LET'S HEAR IT, but not too loud, for the Territory of the Afars and Issas - known, mercifully, as Djibouti, after its port. This is the Horn of Africa ministate whose mostly nomadic inhabitants voted Sunday for independence from France. It will shortly become Africa's 49th sovereign state. We realize it's a bit loutish, in this post-imperial day, to voice reservations about any colony's arrival at the splendors of nationhood. But this late-blooming state is not going to have an easy time.

Leave aside its desperate poverty. Neighboring Somalia, whose clients (the Issas) will dominate the new government, wants to swallow Djibouti. Neighboring Ethiopia, whose main access to the Red Sea is through its port, fears its arch foes in Somalia will do exactly that. The Saudis and Sudanese and, somewhere in the background, the Americans stand behind Somalia. The Russians and Libyans stand behind the Ethiopians. Djibouti, you could say, rhymes with trouble.

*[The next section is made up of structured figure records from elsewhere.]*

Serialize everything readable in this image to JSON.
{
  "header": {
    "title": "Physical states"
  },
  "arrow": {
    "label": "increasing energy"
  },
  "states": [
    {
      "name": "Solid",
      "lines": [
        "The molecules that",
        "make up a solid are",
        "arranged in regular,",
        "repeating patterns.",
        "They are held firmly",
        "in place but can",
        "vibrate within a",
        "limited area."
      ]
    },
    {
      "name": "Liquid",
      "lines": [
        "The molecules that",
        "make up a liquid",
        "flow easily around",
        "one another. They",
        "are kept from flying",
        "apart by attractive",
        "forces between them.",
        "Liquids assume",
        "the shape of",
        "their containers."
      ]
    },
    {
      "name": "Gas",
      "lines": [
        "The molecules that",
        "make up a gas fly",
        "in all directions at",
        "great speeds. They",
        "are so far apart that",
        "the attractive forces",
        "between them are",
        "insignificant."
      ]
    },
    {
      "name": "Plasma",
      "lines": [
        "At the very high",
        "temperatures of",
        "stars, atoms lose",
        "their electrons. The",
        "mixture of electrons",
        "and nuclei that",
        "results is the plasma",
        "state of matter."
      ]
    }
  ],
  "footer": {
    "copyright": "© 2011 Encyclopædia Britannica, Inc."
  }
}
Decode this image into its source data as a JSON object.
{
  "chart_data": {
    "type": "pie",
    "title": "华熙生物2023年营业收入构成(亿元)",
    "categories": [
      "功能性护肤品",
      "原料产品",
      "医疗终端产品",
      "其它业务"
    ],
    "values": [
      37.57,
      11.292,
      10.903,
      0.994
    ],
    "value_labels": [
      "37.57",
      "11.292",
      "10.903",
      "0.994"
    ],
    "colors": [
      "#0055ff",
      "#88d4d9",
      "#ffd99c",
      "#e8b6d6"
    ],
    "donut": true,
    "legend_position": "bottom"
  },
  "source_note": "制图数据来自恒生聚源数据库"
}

If there is an international sprinkler system to douse this fire in the making, it may be France. The French are performing no mean feat in Africa. They have done just about everything that "imperialists" are supposed to be strung up for: sold arms to South Africa, intervened to keep puppets in power - you name it. But they do not appear to most Africans so threatening as either great power. They wield their culture deftly. They have shown an attentiveness to development and a constancy in support of old friends, and this has given their friendship value at least to the ruling elites.

In the Territory of the Afars and Issas, France formerly supported the political groups aligned with Ethiopia. Recently, with Ethiopia in terrible trouble for reasons of its own, the French switched horses and hooked up with the groups aligned with Somalia. Quietly, Paris is leaving a couple thousand French soldiers as protection for the shaky new state.

Djibouti is a long way away. In another day, the United States might have itched to play a central role in arranging the balance of power in its region. Africa's Horn. But the itch has been tamed, or subdued. This represents maturity. A more dominant American presence in the Horn would not assure the stability that is the customary American goal in unsettled Third World places. A more discreet presence may not ensure stability either. But the United States does well to make a diplomatic virtue out of what may be only a political necessity, and to take a seat near the sidelines while others take to the field.